What is a multi-stage build, and what problem does it solve?
Quick Answer
A multi-stage build uses multiple FROM instructions in a single Dockerfile, each starting a new, independent build stage — letting you use a full-featured image with compilers and build tools in an early stage, then copy only the final compiled artifacts into a separate, minimal final stage. This solves the problem of a production image otherwise being bloated with an entire toolchain (compilers, build dependencies, source code) that's only needed to produce the application, not to run it.
Detailed Answer
The problem: build tools bloat the final image
# Single-stage build -- the final image includes EVERYTHING used to build it
FROM golang:1.22
WORKDIR /app
COPY . .
RUN go build -o server .
CMD ["./server"]
This works, but the resulting image includes the entire Go toolchain: the compiler, standard library source, and build caches. That adds up to hundreds of megabytes, even though the running application, once compiled, is just a single, small, statically-linked binary. None of that build tooling is needed at runtime. It is not even wanted, since it also increases the attack surface.
The multi-stage solution
# Stage 1: "builder" -- has the full toolchain, produces the compiled binary
FROM golang:1.22 AS builder
WORKDIR /app
COPY . .
RUN go build -o server .
# Stage 2: the FINAL image -- minimal, only what's needed to RUN the binary
FROM alpine:3.19
COPY --from=builder /app/server /usr/local/bin/server
CMD ["server"]
The COPY --from=builder instruction reaches back into the first stage's filesystem and copies out just the compiled server binary. None of the Go compiler, source code, or build-time dependencies from the builder stage make it into the final image at all. The final image can be a tiny base — even scratch, an entirely empty base image, for a fully static binary with no runtime dependencies. This often shrinks the final image from hundreds of megabytes down to tens of megabytes or less.

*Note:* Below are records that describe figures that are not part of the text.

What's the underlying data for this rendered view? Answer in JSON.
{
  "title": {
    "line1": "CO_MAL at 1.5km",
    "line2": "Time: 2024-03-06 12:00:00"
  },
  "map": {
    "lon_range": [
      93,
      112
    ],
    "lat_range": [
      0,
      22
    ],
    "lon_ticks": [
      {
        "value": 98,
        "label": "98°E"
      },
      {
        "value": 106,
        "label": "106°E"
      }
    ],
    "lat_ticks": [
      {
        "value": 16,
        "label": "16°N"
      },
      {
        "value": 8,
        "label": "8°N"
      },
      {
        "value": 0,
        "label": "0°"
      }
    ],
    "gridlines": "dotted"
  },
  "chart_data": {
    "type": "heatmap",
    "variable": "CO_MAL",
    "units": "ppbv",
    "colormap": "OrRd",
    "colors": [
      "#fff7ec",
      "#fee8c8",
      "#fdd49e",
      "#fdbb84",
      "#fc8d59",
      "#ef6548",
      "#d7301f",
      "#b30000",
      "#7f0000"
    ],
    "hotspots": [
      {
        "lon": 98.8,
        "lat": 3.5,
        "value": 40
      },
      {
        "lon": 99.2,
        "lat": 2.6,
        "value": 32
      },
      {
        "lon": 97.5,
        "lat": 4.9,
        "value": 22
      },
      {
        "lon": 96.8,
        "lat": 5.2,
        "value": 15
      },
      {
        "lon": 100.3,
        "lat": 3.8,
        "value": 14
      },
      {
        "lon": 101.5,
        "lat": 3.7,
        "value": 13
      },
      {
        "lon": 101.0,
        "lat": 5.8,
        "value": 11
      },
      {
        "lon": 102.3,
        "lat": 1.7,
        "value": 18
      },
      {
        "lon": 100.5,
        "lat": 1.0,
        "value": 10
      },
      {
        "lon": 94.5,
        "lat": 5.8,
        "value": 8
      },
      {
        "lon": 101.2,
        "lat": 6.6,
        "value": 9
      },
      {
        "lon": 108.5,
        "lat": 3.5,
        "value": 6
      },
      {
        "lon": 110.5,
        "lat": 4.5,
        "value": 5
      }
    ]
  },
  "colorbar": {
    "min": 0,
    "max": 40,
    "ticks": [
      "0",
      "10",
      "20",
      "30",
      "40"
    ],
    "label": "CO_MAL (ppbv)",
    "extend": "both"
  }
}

Multiple intermediate stages
FROM node:20 AS deps
WORKDIR /app
COPY package.json package-lock.json ./
RUN npm ci
FROM node:20 AS build
WORKDIR /app
COPY --from=deps /app/node_modules ./node_modules
COPY . .
RUN npm run build
FROM nginx:alpine AS final
COPY --from=build /app/dist /usr/share/nginx/html
Stages can be named (AS deps, AS build) and referenced by name in later COPY --from= instructions. This is useful for separating concerns — installing dependencies vs. building vs. the final runtime image — even when the language or runtime doesn't produce a single standalone compiled binary the way Go does. Note that this example's final stage even uses a completely different base image (nginx:alpine) than the build stages (node:20). The final stage just needs to serve the already-built static files, with no Node.js runtime required at all.

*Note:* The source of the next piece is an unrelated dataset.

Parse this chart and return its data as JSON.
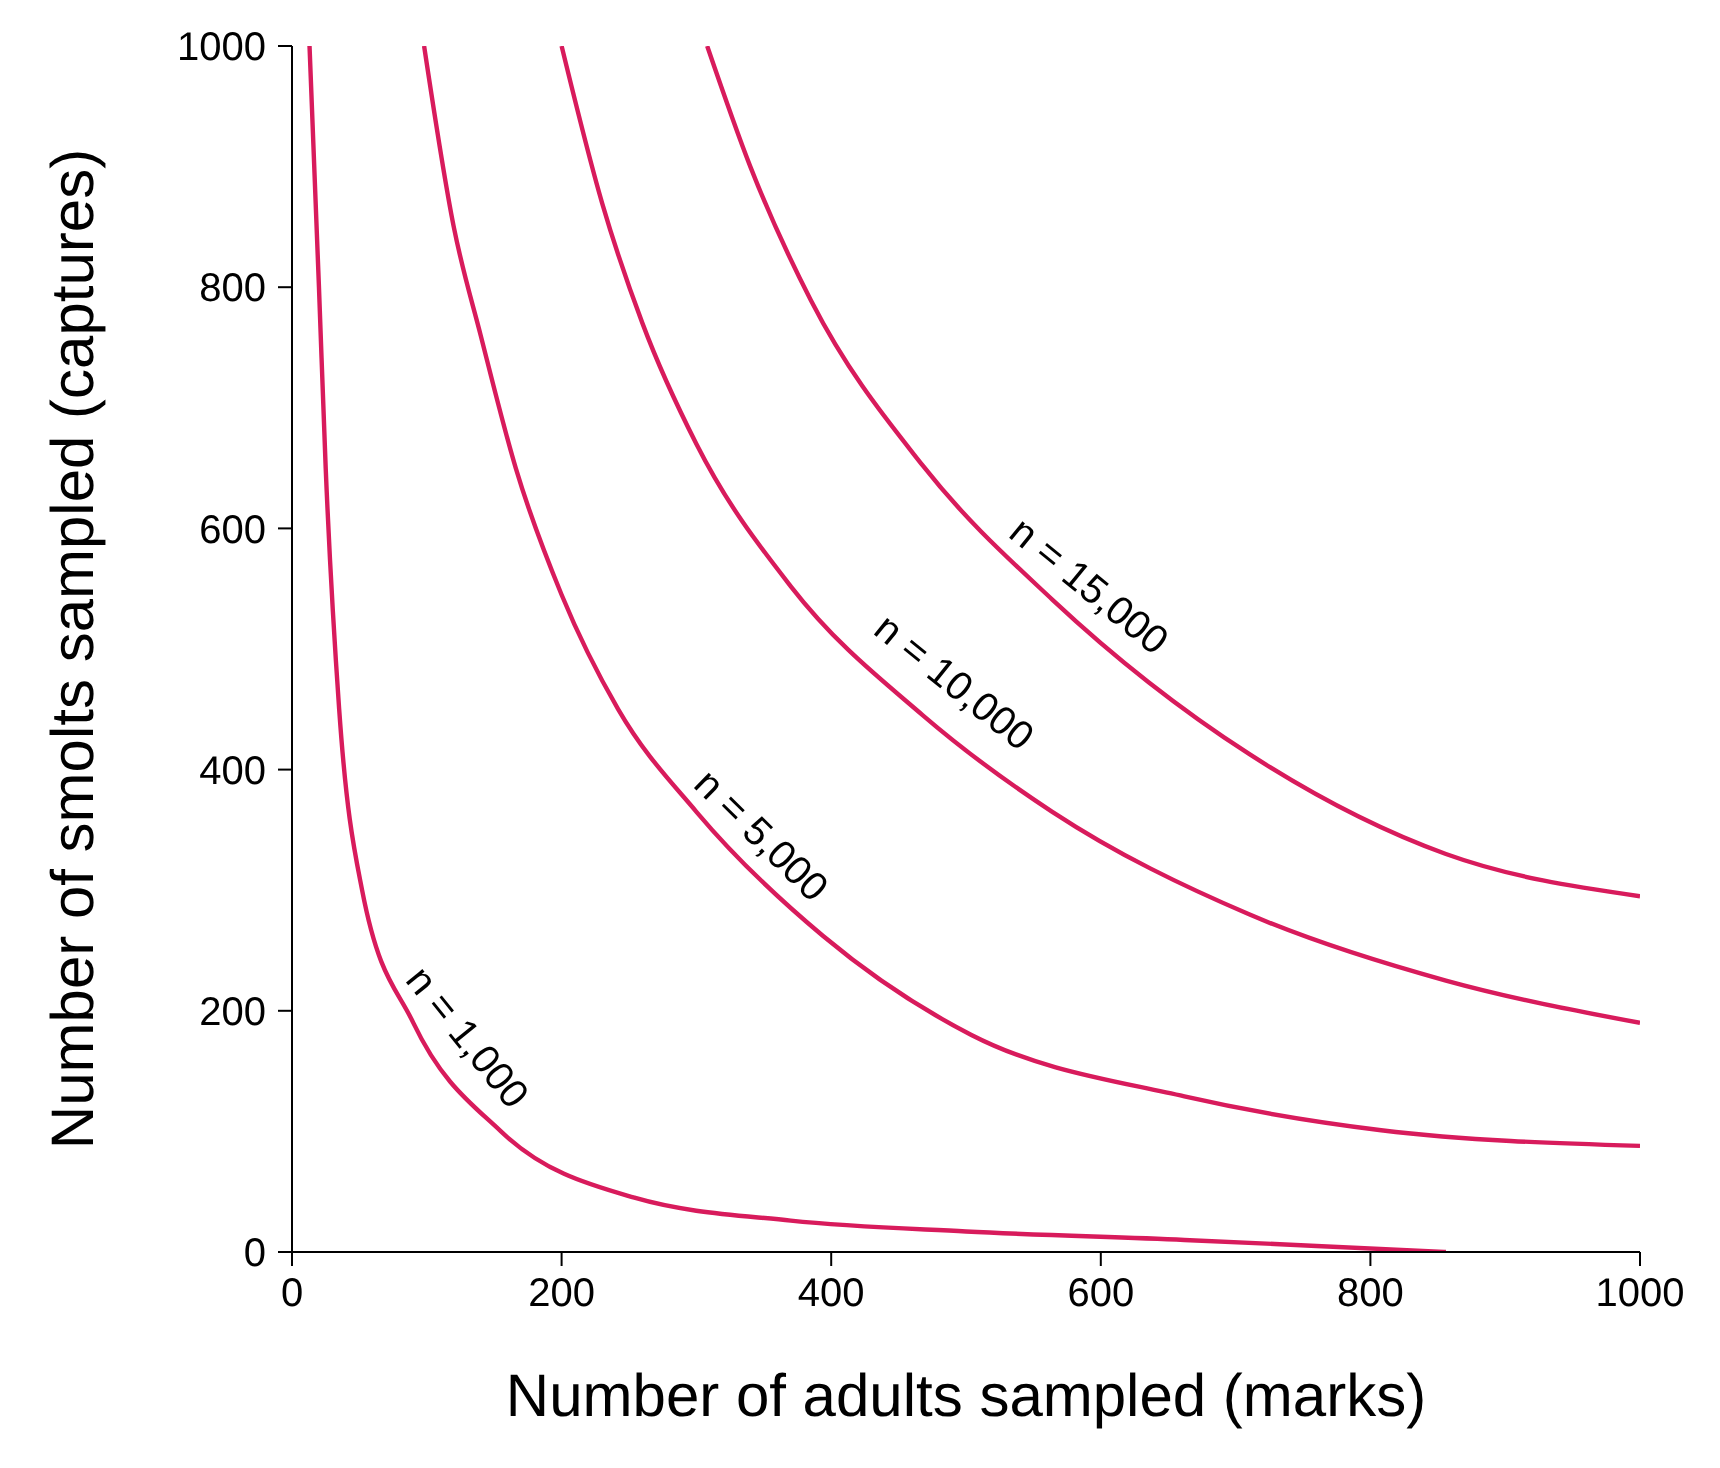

Why this matters beyond just image size
- Reduced attack surface — a smaller final image with no compilers, build tools, or source code present means fewer things for a compromised container to exploit or exfiltrate (see the security topic).
- Faster pulls and deployments — a smaller image transfers faster across the network to every node that needs to run it, meaningfully speeding up deployments and autoscaling events at real scale.
- A single Dockerfile, still — before multi-stage builds existed, achieving this same "build in one environment, run in a minimal one" pattern required a different approach. One option was two separate Dockerfiles, with manual artifact copying between them via a shared volume or a script. Another option was building outside Docker entirely and then
COPYing a pre-built artifact in. Both approaches are more awkward and error-prone than expressing the whole pipeline declaratively in one file.